MANCHESTER NEWS SPECIAL
TWO OF Mark Cunningham’s key allegiances quickly become apparent during his first interview since formally taking over as chief executive of The Fed, Manchester’s major Jewish welfare organisation.
The Manchester City desk calendar is a give-away, although these days he’s as likely to be cheering on Stockport County. More relevant is his boundless admiration for a charity he initially encountered on a placement in the mid-1990s as part of his social work qualification.
“I loved the organisation and thought ‘I’d really like to work here’,” he recalls. When the opportunity arose shortly afterwards, he took “a sizeable pay cut to join but instinctively felt it was a good move”.
Starting as a social worker, he has risen through the ranks, serving as a team manager, head of services, director of community services and, most recently, chief operating officer. “They all seem to involve filling skips,” he says laughing. “It’s been a 20-year apprenticeship and I’m still learning.”
As chief executive, he has big shoes to fill, replacing the long-serving and well-respected Karen Phillips, whose philosophy impressed him from the outset.
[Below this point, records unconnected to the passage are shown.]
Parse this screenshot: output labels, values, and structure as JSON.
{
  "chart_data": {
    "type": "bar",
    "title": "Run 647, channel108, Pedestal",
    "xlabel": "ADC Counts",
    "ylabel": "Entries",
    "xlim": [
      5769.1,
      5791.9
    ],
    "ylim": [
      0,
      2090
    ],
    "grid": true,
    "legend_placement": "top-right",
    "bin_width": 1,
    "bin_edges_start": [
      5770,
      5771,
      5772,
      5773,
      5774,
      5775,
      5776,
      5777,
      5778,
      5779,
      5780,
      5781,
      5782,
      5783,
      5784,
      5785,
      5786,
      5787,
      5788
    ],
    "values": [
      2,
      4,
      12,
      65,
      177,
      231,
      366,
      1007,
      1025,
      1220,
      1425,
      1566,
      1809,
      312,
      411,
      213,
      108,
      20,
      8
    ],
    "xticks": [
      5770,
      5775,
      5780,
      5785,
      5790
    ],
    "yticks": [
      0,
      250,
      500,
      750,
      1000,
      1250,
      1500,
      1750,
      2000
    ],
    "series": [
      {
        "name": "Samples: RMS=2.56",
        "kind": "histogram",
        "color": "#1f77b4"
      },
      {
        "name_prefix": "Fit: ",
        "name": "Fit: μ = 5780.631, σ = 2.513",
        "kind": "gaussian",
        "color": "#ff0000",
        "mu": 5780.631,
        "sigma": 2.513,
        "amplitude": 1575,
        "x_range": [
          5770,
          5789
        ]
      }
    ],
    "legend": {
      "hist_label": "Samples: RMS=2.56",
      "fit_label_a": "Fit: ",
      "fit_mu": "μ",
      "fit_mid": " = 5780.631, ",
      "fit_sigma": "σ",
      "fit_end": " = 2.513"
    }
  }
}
And as a non-Jew, he has been “blown away by how the Jewish community fills the gaps that social services and government leave”.
Celebrating its 150th anniversary this year, The Fed has its base at Heathlands, home to around 170 people — 100 in residential care, 27 in nursing care, 12 in a dementia care unit and 30 in Moorview independent living.
A shop, hairdressers, café and a synagogue which attracts a number of non-residents on Shabbat are among other features of the airy and welcoming interior.
The charity strives to foster a community ethos and one of Mr Cunningham’s favourite facts is that 1,000 people visit weekly. The café brings in school run mums and businessmen between meetings. It is also popular with children visiting relatives in the homes. “Grandma can send them to the café with a one pound coin to buy a halachically apppropriate bar of chocolate,” notes Mr Cunningham, who spent 10 years with a charity supporting children with epilepsy before joining The Fed.